Un fenomeno, questo, che interessa anche l’Italia, prima di tutto con il Delta del Po. Qui il riscaldamento globale ha provocato un duplice effetto: da un lato, la diminuzione delle precipitazioni e l’aumento delle temperature sta riducendo l’apporto di acqua dolce, con conseguenze critiche sulla disponibilità idrica per l’agricoltura e per l’approvvigionamento urbano; dall’altro, l’innalzamento del livello del mare e la riduzione delle portate idriche facilita l’intrusione di acqua marina, rendendo i terreni sempre meno produttivi, con impatti devastanti sull’agricoltura e sulla biodiversità.

Cosa si può fare per affrontare questi problemi? Gli studiosi sottolineano come in assenza di una stabilizzazione climatica, sarà estremamente difficile preservare i sistemi deltizi e gli ecosistemi ad essi associati: senza misure per la riduzione delle emissioni e strategie di mitigazione, il futuro delle aree soggette a progressiva sommersione potrà essere caratterizzato dall’abbandono delle terre e da migrazioni di popoli su larga scala verso regioni più ospitali, nell’entroterra.

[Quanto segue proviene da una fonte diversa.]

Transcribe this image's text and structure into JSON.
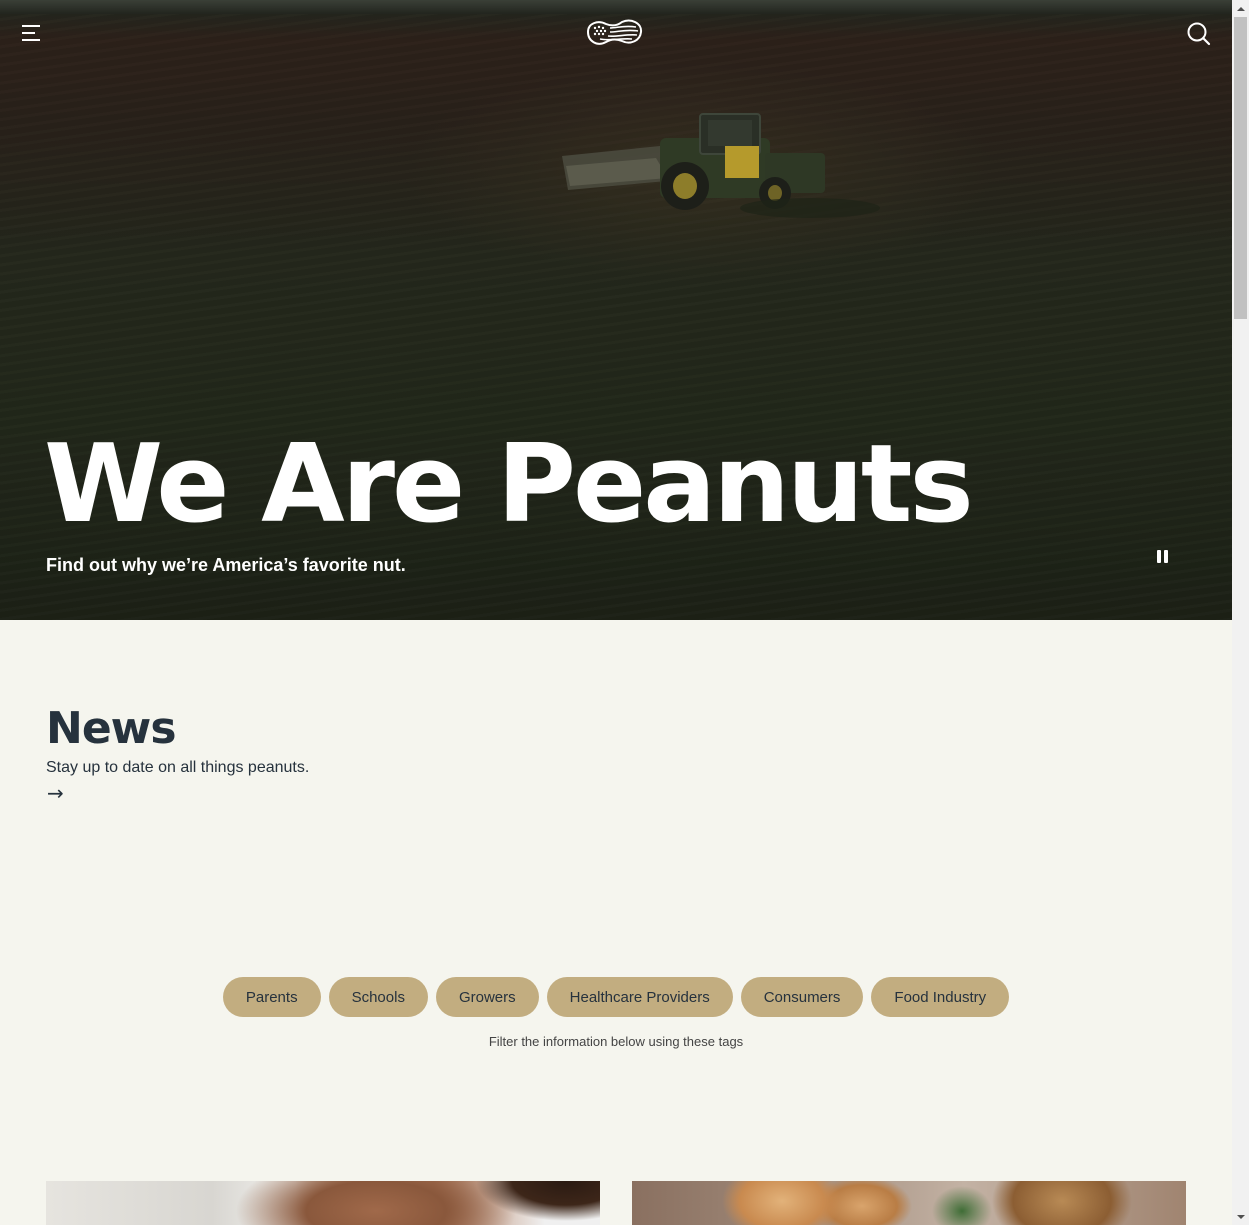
{
  "header": {
    "menu_icon": "hamburger-menu-icon",
    "logo_icon": "peanut-flag-logo",
    "search_icon": "search-icon"
  },
  "hero": {
    "title": "We Are Peanuts",
    "subtitle": "Find out why we’re America’s favorite nut.",
    "pause_icon": "pause-icon"
  },
  "news": {
    "title": "News",
    "subtitle": "Stay up to date on all things peanuts.",
    "arrow": "→"
  },
  "tags": {
    "items": [
      {
        "label": "Parents"
      },
      {
        "label": "Schools"
      },
      {
        "label": "Growers"
      },
      {
        "label": "Healthcare Providers"
      },
      {
        "label": "Consumers"
      },
      {
        "label": "Food Industry"
      }
    ],
    "hint": "Filter the information below using these tags"
  },
  "colors": {
    "page_background": "#f5f5ee",
    "heading_text": "#26323d",
    "tag_background": "#c2ad80",
    "hero_text": "#ffffff"
  }
}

“In scenari di estremo innalzamento del livello del mare, i delta rischiano di finire progressivamente sommersi, rendendo insostenibile lo stesso sviluppo economico e addirittura impossibile la presenza umana in queste aree: in alcuni delta come ad esempio quello del Mississippi, questo paesaggio è già una realtà ineluttabile”, conferma Amorosi. “Il rischio è quello di vedere la fine della millenaria interazione tra società umane e ambienti deltizi, compromettendo irreversibilmente i benefici ecosistemici e socio-economici che questi territori hanno storicamente offerto all’umanità”.

Lo studio è stato pubblicato su Nature Sustainability con il titolo “Delta sustainability from the Holocene to the Anthropocene and envisioning the future”. Per l’Università di Bologna ha partecipato Alessandro Amorosi, professore al Dipartimento di Scienze Biologiche, Geologiche e Ambientali.